Saturday, June 28

#134.

never should have chosen to be happy; never should have.

that is, if we were even happy.

to tell the truth, i liked our status. unofficial. no expectations. i have someone to think about, to worry about and to text whenever i need to. and someone to spoil me, you know, making me the centre of attention. these weren't expectations. they came naturally and you know it. you say nice-ness is a bonus for friends. i agree. that's why i liked how we were. no obligations.

we were happy.

but obviously i know we were simply delaying something which was inevitable.

because we were happy, comfortably happy, i chose to delay. of cos you didn't know i felt that way. and i didn't know how much harm this delay would cause. but it has to come one day.

i think we got sick of each other. gradually. we weren't so happy anymore.

i mean, friends don't see each other that often. that's why there is something known as Friends Forever.

how can we ever be Friends Forever when we see each other at least five times a week. when we're... well, just friends.

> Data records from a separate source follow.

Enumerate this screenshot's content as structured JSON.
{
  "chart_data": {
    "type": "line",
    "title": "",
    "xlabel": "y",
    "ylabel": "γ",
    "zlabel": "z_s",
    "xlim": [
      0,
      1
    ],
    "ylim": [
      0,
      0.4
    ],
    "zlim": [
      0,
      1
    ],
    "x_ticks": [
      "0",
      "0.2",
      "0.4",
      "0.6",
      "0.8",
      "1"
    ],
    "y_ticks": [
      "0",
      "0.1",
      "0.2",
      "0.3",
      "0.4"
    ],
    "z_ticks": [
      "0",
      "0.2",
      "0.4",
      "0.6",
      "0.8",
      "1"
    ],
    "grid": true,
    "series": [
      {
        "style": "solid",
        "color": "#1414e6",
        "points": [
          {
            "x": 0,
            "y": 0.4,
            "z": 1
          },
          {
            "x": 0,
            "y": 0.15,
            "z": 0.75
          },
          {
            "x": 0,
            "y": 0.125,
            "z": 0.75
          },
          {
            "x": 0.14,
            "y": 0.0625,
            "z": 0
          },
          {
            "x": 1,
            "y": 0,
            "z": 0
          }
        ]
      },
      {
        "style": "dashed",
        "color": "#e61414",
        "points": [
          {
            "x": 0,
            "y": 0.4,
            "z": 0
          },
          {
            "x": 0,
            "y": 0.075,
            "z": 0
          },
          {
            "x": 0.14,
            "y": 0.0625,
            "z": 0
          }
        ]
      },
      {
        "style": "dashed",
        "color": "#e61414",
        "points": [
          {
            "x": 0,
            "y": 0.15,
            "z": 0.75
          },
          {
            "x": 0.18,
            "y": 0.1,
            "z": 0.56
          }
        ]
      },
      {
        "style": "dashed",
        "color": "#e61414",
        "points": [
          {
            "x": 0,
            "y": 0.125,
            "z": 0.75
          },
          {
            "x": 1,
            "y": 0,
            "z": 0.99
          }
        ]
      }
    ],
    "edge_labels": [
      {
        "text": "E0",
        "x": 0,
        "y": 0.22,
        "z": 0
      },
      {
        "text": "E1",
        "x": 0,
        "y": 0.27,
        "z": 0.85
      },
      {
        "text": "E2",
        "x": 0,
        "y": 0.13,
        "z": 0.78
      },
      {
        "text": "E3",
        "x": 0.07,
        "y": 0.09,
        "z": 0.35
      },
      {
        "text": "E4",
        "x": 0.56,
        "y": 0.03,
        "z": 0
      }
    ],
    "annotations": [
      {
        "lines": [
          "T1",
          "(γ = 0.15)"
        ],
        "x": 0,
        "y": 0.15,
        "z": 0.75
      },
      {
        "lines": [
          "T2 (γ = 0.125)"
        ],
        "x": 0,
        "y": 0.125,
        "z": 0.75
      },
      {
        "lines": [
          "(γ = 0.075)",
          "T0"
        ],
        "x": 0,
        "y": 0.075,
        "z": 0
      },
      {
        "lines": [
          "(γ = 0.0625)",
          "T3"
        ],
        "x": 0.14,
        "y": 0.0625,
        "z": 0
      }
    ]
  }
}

so came the inevitable. i still can't figure who got sick of who first. or perhaps we both felt tired. on my part, it might be the expectations surfacing. when i knew i had expectations, i also figured it was time to let things go. firstly cos friends shouldn't have too much of those. secondly and most importantly, you were fucking afraid of expectations.

have you heard of No Friends After Breakup? see, we were never really friends. its amazing how things progressed after It. and i wonder if you actually believed it might work. i never did. but i was happy and comfortable with you around. so i thought why not.

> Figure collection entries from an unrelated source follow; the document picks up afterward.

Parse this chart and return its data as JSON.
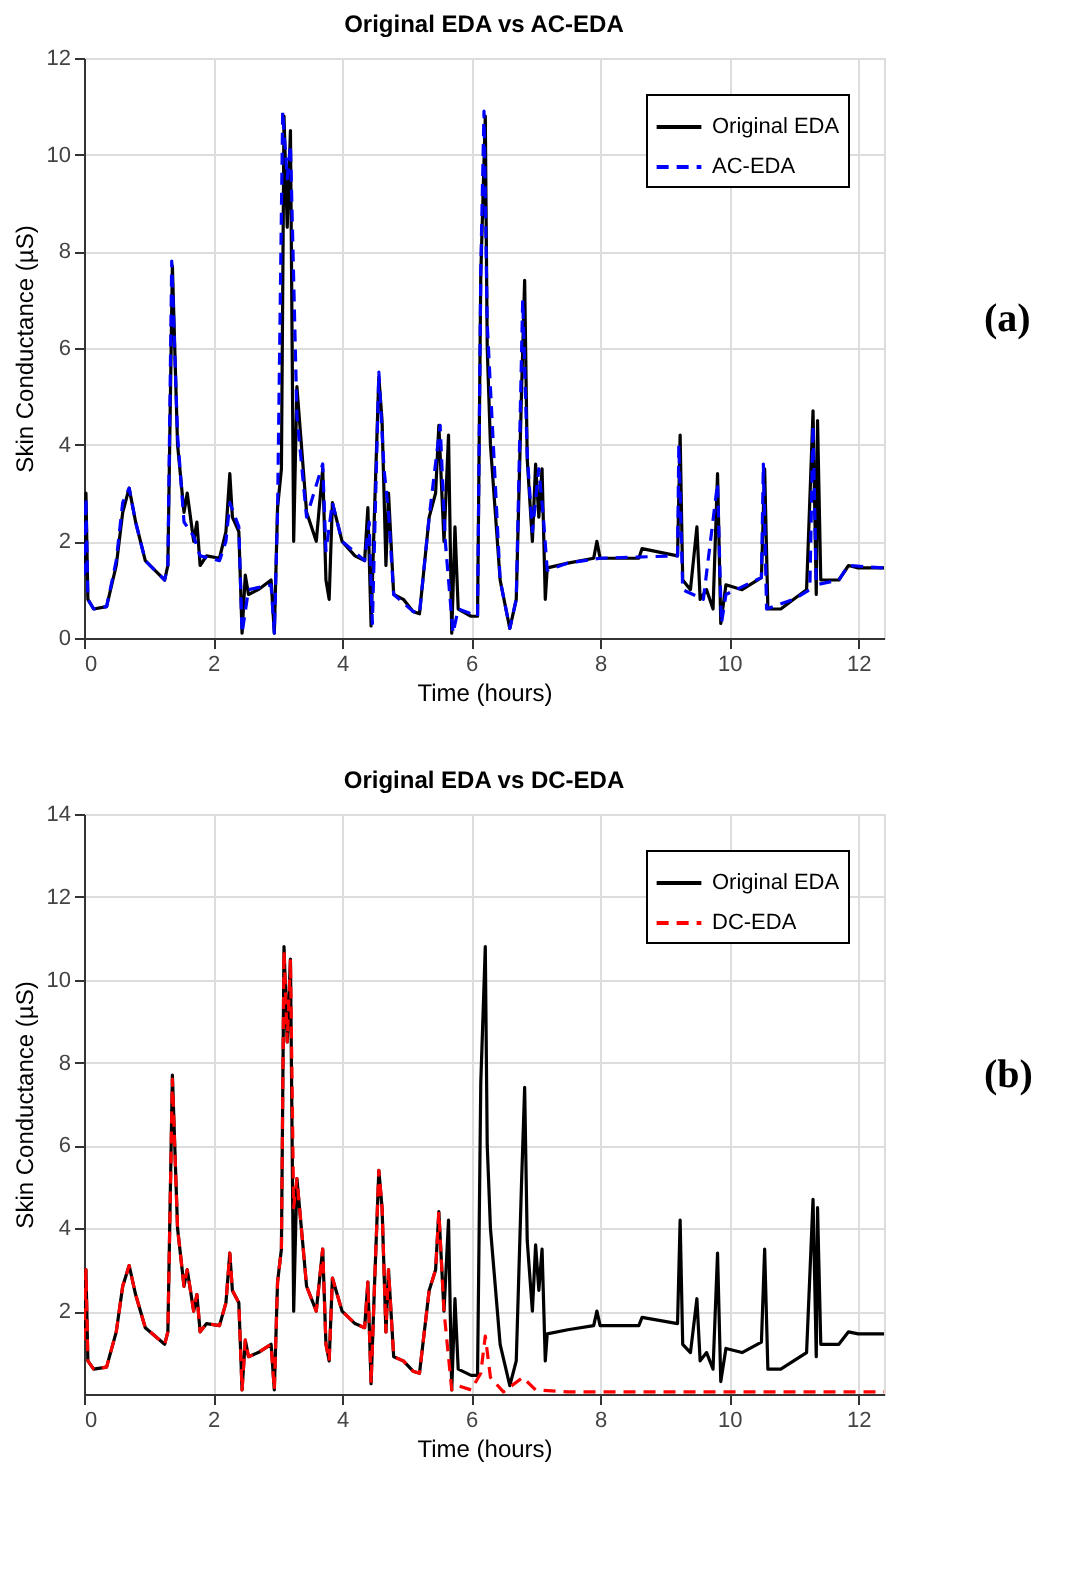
{
  "chart_data": [
    {
      "type": "line",
      "title": "Original EDA vs AC-EDA",
      "xlabel": "Time (hours)",
      "ylabel": "Skin Conductance (µS)",
      "xlim": [
        0,
        12.4
      ],
      "xticks": [
        0,
        2,
        4,
        6,
        8,
        10,
        12
      ],
      "ylim": [
        0,
        12
      ],
      "yticks": [
        0,
        2,
        4,
        6,
        8,
        10,
        12
      ],
      "grid": true,
      "legend": "top right",
      "annotations": [
        "(a)"
      ],
      "series": [
        {
          "name": "Original EDA",
          "color": "#000000",
          "line_style": "solid",
          "x": [
            0,
            0.03,
            0.06,
            0.15,
            0.35,
            0.5,
            0.6,
            0.7,
            0.8,
            0.95,
            1.1,
            1.25,
            1.3,
            1.37,
            1.45,
            1.55,
            1.6,
            1.7,
            1.75,
            1.8,
            1.9,
            2.1,
            2.2,
            2.26,
            2.3,
            2.4,
            2.45,
            2.5,
            2.55,
            2.7,
            2.9,
            2.95,
            3.0,
            3.06,
            3.1,
            3.15,
            3.2,
            3.25,
            3.3,
            3.45,
            3.6,
            3.7,
            3.75,
            3.8,
            3.85,
            4.0,
            4.2,
            4.35,
            4.4,
            4.45,
            4.5,
            4.57,
            4.62,
            4.68,
            4.72,
            4.8,
            4.95,
            5.1,
            5.2,
            5.35,
            5.45,
            5.5,
            5.58,
            5.65,
            5.7,
            5.75,
            5.8,
            6.0,
            6.1,
            6.15,
            6.22,
            6.25,
            6.3,
            6.45,
            6.6,
            6.7,
            6.78,
            6.83,
            6.87,
            6.95,
            7.0,
            7.05,
            7.1,
            7.15,
            7.18,
            7.5,
            7.9,
            7.95,
            8.0,
            8.6,
            8.65,
            9.2,
            9.24,
            9.28,
            9.4,
            9.5,
            9.55,
            9.65,
            9.75,
            9.82,
            9.87,
            9.95,
            10.2,
            10.5,
            10.55,
            10.6,
            10.8,
            11.0,
            11.2,
            11.3,
            11.35,
            11.37,
            11.42,
            11.7,
            11.85,
            12.0,
            12.4
          ],
          "values": [
            1.3,
            3.0,
            0.8,
            0.6,
            0.65,
            1.5,
            2.6,
            3.1,
            2.4,
            1.6,
            1.4,
            1.2,
            1.5,
            7.7,
            4.0,
            2.6,
            3.0,
            2.0,
            2.4,
            1.5,
            1.7,
            1.65,
            2.2,
            3.4,
            2.5,
            2.2,
            0.1,
            1.3,
            0.9,
            1.0,
            1.2,
            0.1,
            2.7,
            3.5,
            10.8,
            8.5,
            10.5,
            2.0,
            5.2,
            2.6,
            2.0,
            3.5,
            1.2,
            0.8,
            2.8,
            2.0,
            1.7,
            1.6,
            2.7,
            0.25,
            2.5,
            5.4,
            4.5,
            1.5,
            3.0,
            0.9,
            0.8,
            0.55,
            0.5,
            2.5,
            3.0,
            4.4,
            2.0,
            4.2,
            0.1,
            2.3,
            0.6,
            0.45,
            0.45,
            7.5,
            10.8,
            6.0,
            4.0,
            1.2,
            0.2,
            0.8,
            5.0,
            7.4,
            3.7,
            2.0,
            3.6,
            2.5,
            3.5,
            0.8,
            1.45,
            1.55,
            1.65,
            2.0,
            1.65,
            1.65,
            1.85,
            1.7,
            4.2,
            1.2,
            1.0,
            2.3,
            0.8,
            1.0,
            0.6,
            3.4,
            0.3,
            1.1,
            1.0,
            1.25,
            3.5,
            0.6,
            0.6,
            0.8,
            1.0,
            4.7,
            0.9,
            4.5,
            1.2,
            1.2,
            1.5,
            1.45,
            1.45
          ]
        },
        {
          "name": "AC-EDA",
          "color": "#0000ff",
          "line_style": "dashed",
          "x": [
            0,
            0.03,
            0.06,
            0.15,
            0.35,
            0.5,
            0.6,
            0.7,
            0.8,
            0.95,
            1.1,
            1.25,
            1.3,
            1.36,
            1.45,
            1.55,
            1.7,
            1.8,
            2.1,
            2.2,
            2.26,
            2.4,
            2.45,
            2.55,
            2.9,
            2.95,
            3.0,
            3.08,
            3.15,
            3.2,
            3.3,
            3.45,
            3.7,
            3.75,
            3.85,
            4.0,
            4.35,
            4.42,
            4.47,
            4.57,
            4.65,
            4.72,
            4.8,
            5.1,
            5.2,
            5.35,
            5.52,
            5.6,
            5.72,
            5.8,
            6.1,
            6.15,
            6.2,
            6.25,
            6.45,
            6.6,
            6.7,
            6.8,
            6.87,
            6.95,
            7.05,
            7.12,
            7.18,
            7.5,
            8.0,
            9.2,
            9.22,
            9.28,
            9.6,
            9.82,
            9.88,
            9.95,
            10.5,
            10.53,
            10.58,
            11.0,
            11.25,
            11.3,
            11.35,
            11.7,
            11.85,
            12.4
          ],
          "values": [
            1.3,
            2.9,
            0.8,
            0.6,
            0.65,
            1.6,
            2.8,
            3.1,
            2.4,
            1.6,
            1.4,
            1.2,
            1.5,
            7.8,
            4.2,
            2.4,
            2.1,
            1.7,
            1.6,
            2.0,
            2.8,
            2.3,
            0.1,
            1.0,
            1.1,
            0.1,
            2.6,
            10.9,
            9.5,
            10.2,
            4.6,
            2.5,
            3.6,
            1.8,
            2.8,
            2.0,
            1.6,
            2.4,
            0.3,
            5.5,
            3.5,
            2.6,
            0.9,
            0.55,
            0.5,
            2.5,
            4.4,
            2.0,
            0.1,
            0.6,
            0.45,
            7.6,
            10.9,
            6.5,
            1.2,
            0.2,
            0.8,
            7.0,
            3.8,
            2.2,
            3.5,
            2.5,
            1.4,
            1.55,
            1.65,
            1.7,
            4.0,
            1.0,
            0.8,
            3.2,
            0.3,
            0.9,
            1.25,
            3.6,
            0.6,
            0.8,
            1.0,
            4.4,
            1.1,
            1.2,
            1.5,
            1.45
          ]
        }
      ]
    },
    {
      "type": "line",
      "title": "Original EDA vs DC-EDA",
      "xlabel": "Time (hours)",
      "ylabel": "Skin Conductance (µS)",
      "xlim": [
        0,
        12.4
      ],
      "xticks": [
        0,
        2,
        4,
        6,
        8,
        10,
        12
      ],
      "ylim": [
        0,
        14
      ],
      "yticks": [
        2,
        4,
        6,
        8,
        10,
        12,
        14
      ],
      "grid": true,
      "legend": "top right",
      "annotations": [
        "(b)"
      ],
      "series": [
        {
          "name": "Original EDA",
          "color": "#000000",
          "line_style": "solid",
          "x": [
            0,
            0.03,
            0.06,
            0.15,
            0.35,
            0.5,
            0.6,
            0.7,
            0.8,
            0.95,
            1.1,
            1.25,
            1.3,
            1.37,
            1.45,
            1.55,
            1.6,
            1.7,
            1.75,
            1.8,
            1.9,
            2.1,
            2.2,
            2.26,
            2.3,
            2.4,
            2.45,
            2.5,
            2.55,
            2.7,
            2.9,
            2.95,
            3.0,
            3.06,
            3.1,
            3.15,
            3.2,
            3.25,
            3.3,
            3.45,
            3.6,
            3.7,
            3.75,
            3.8,
            3.85,
            4.0,
            4.2,
            4.35,
            4.4,
            4.45,
            4.5,
            4.57,
            4.62,
            4.68,
            4.72,
            4.8,
            4.95,
            5.1,
            5.2,
            5.35,
            5.45,
            5.5,
            5.58,
            5.65,
            5.7,
            5.75,
            5.8,
            6.0,
            6.1,
            6.15,
            6.22,
            6.25,
            6.3,
            6.45,
            6.6,
            6.7,
            6.78,
            6.83,
            6.87,
            6.95,
            7.0,
            7.05,
            7.1,
            7.15,
            7.18,
            7.5,
            7.9,
            7.95,
            8.0,
            8.6,
            8.65,
            9.2,
            9.24,
            9.28,
            9.4,
            9.5,
            9.55,
            9.65,
            9.75,
            9.82,
            9.87,
            9.95,
            10.2,
            10.5,
            10.55,
            10.6,
            10.8,
            11.0,
            11.2,
            11.3,
            11.35,
            11.37,
            11.42,
            11.7,
            11.85,
            12.0,
            12.4
          ],
          "values": [
            1.3,
            3.0,
            0.8,
            0.6,
            0.65,
            1.5,
            2.6,
            3.1,
            2.4,
            1.6,
            1.4,
            1.2,
            1.5,
            7.7,
            4.0,
            2.6,
            3.0,
            2.0,
            2.4,
            1.5,
            1.7,
            1.65,
            2.2,
            3.4,
            2.5,
            2.2,
            0.1,
            1.3,
            0.9,
            1.0,
            1.2,
            0.1,
            2.7,
            3.5,
            10.8,
            8.5,
            10.5,
            2.0,
            5.2,
            2.6,
            2.0,
            3.5,
            1.2,
            0.8,
            2.8,
            2.0,
            1.7,
            1.6,
            2.7,
            0.25,
            2.5,
            5.4,
            4.5,
            1.5,
            3.0,
            0.9,
            0.8,
            0.55,
            0.5,
            2.5,
            3.0,
            4.4,
            2.0,
            4.2,
            0.1,
            2.3,
            0.6,
            0.45,
            0.45,
            7.5,
            10.8,
            6.0,
            4.0,
            1.2,
            0.2,
            0.8,
            5.0,
            7.4,
            3.7,
            2.0,
            3.6,
            2.5,
            3.5,
            0.8,
            1.45,
            1.55,
            1.65,
            2.0,
            1.65,
            1.65,
            1.85,
            1.7,
            4.2,
            1.2,
            1.0,
            2.3,
            0.8,
            1.0,
            0.6,
            3.4,
            0.3,
            1.1,
            1.0,
            1.25,
            3.5,
            0.6,
            0.6,
            0.8,
            1.0,
            4.7,
            0.9,
            4.5,
            1.2,
            1.2,
            1.5,
            1.45,
            1.45
          ]
        },
        {
          "name": "DC-EDA",
          "color": "#ff0000",
          "line_style": "dashed",
          "x": [
            0,
            0.03,
            0.06,
            0.15,
            0.35,
            0.5,
            0.6,
            0.7,
            0.8,
            0.95,
            1.1,
            1.25,
            1.3,
            1.37,
            1.45,
            1.55,
            1.6,
            1.7,
            1.75,
            1.8,
            1.9,
            2.1,
            2.2,
            2.26,
            2.3,
            2.4,
            2.45,
            2.5,
            2.55,
            2.7,
            2.9,
            2.95,
            3.0,
            3.06,
            3.1,
            3.15,
            3.2,
            3.25,
            3.3,
            3.45,
            3.6,
            3.7,
            3.75,
            3.8,
            3.85,
            4.0,
            4.2,
            4.35,
            4.4,
            4.45,
            4.5,
            4.57,
            4.62,
            4.68,
            4.72,
            4.8,
            4.95,
            5.1,
            5.2,
            5.35,
            5.45,
            5.5,
            5.58,
            5.7,
            5.8,
            6.0,
            6.15,
            6.22,
            6.3,
            6.5,
            6.8,
            7.0,
            7.5,
            12.4
          ],
          "values": [
            1.3,
            3.0,
            0.8,
            0.6,
            0.65,
            1.5,
            2.6,
            3.1,
            2.4,
            1.6,
            1.4,
            1.2,
            1.5,
            7.6,
            4.0,
            2.6,
            3.0,
            2.0,
            2.4,
            1.5,
            1.7,
            1.65,
            2.2,
            3.4,
            2.5,
            2.2,
            0.1,
            1.3,
            0.9,
            1.0,
            1.2,
            0.1,
            2.7,
            3.5,
            10.7,
            8.5,
            10.5,
            4.5,
            5.2,
            2.6,
            2.0,
            3.5,
            1.2,
            0.8,
            2.8,
            2.0,
            1.7,
            1.6,
            2.7,
            0.25,
            2.5,
            5.4,
            4.5,
            1.5,
            3.0,
            0.9,
            0.8,
            0.55,
            0.5,
            2.5,
            3.0,
            4.4,
            2.0,
            0.1,
            0.2,
            0.1,
            0.5,
            1.4,
            0.4,
            0.05,
            0.4,
            0.1,
            0.05,
            0.05
          ]
        }
      ]
    }
  ]
}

but i was right all along, wasn't i?
we = NO CONCLUSION.

and we never will have.
cos you don't want one.

and you've got to wake up from the past. and stop thinking too much about the future. WHERE'S THE PRESENT?

see, we're so different. i'm such a live by the moment kind of person. again, it's amazing how we could spend so much happy comfortable times together.

i hate how you're linked to my most favourite thing on earth now. but i still wish you could be there for us. for professional reasons of course.

on the personal basis, unless a miracle happens, we'll never be the same again. ever. cos you knew i would only say Sorry if i really meant it. so you should never have said I Love You if you didn't mean it.

and of course, stop saying that you meant it at that moment.
come on, i've got too many fleeting moments in my life. i believe i know how such moments are like. don't even try to defend.

yup, and this is how i got over the whole damn thing.
feeling angry.
feel that there's no fucking worth in even saving the friendship cos you don't seem to care at all.
good job funshine.

and i could only leave funshine with you. like really leave it with you.